Lieu et contexte du récit sont dans une ZAD…La ZAD, un lieu communautaire, d’échanges et d’affrontements drainant une population hétéroclite reste, de la même, l’épicentre d’un discours politique marqué. Fusions et antagonismes coexistent. Camille, la figure centrale du roman, se retrouve dans une période d’existence où les éléments contraires se mutualisent à son encontre. Professionnelle, personnelle, philosophique, sa destinée est plongée dans des incertitudes menaçantes et ses roubignoles auront tout de même voix au chapitre. (…!)
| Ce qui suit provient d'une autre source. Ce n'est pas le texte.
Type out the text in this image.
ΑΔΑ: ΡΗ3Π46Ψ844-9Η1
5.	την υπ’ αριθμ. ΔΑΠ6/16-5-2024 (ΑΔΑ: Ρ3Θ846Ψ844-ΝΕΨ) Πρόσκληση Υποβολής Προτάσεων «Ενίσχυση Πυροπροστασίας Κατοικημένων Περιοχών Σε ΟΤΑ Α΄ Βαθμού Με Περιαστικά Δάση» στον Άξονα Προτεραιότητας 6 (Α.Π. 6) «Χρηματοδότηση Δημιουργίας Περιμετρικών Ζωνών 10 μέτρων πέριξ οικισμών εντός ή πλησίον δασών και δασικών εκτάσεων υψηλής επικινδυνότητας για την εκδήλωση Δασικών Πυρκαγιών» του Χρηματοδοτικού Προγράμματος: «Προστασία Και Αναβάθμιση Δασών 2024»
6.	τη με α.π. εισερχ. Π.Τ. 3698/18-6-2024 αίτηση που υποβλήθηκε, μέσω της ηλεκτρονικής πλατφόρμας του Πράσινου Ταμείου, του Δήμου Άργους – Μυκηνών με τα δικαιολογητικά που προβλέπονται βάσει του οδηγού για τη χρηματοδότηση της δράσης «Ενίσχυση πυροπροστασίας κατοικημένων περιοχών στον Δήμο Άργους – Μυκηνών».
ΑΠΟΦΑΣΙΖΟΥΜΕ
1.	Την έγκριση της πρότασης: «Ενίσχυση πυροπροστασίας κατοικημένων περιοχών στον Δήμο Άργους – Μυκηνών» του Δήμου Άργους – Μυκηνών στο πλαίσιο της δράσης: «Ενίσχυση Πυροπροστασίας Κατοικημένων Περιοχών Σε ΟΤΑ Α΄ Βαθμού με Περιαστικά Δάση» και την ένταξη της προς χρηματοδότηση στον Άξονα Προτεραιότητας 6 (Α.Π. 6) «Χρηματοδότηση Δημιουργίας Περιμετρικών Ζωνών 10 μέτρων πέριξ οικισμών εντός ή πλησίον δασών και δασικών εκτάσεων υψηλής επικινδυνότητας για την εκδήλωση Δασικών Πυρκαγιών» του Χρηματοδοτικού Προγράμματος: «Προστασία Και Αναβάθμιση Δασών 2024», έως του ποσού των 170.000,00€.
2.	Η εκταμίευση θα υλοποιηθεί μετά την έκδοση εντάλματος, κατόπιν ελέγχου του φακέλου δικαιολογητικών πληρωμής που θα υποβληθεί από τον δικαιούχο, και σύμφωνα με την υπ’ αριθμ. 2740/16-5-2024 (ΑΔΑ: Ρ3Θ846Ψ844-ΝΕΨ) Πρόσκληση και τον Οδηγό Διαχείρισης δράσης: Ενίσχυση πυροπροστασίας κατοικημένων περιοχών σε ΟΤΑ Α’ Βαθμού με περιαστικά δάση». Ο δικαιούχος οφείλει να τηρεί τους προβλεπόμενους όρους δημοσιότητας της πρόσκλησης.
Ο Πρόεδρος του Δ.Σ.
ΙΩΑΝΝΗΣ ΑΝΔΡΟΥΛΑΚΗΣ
«Camille Destroit, quadra, célibataire, responsable des achats du rayon frais à l’hyper de Cassel, est interpellé lors de l’évacuation du site de Zavenghem, occupé par des activistes. A sa sortie de GAV, le hangar où il stockait des objets de récup’ destinés à ses potes zadistes (ZAD = Zone à défendre), n’est plus qu’un tas de ruines fumantes. Son employeur le licencie, sa copine le quitte et il se fait tabasser par des crânes rasés. Difficile d’avoir pire karma et de ne pas se radicaliser.Heureusement, la jeune Claire est là qui, avec quelques compagnons de lutte, égaye le quotidien de Camille et lui redonne petit à petit l’envie de se révolter et de tuer tous les affreux : en l’occurrence la famille Valter, les potentats locaux et ennemis désignés des zadistes, sur qui Camille va enquêter pour trouver de quoi les neutraliser. »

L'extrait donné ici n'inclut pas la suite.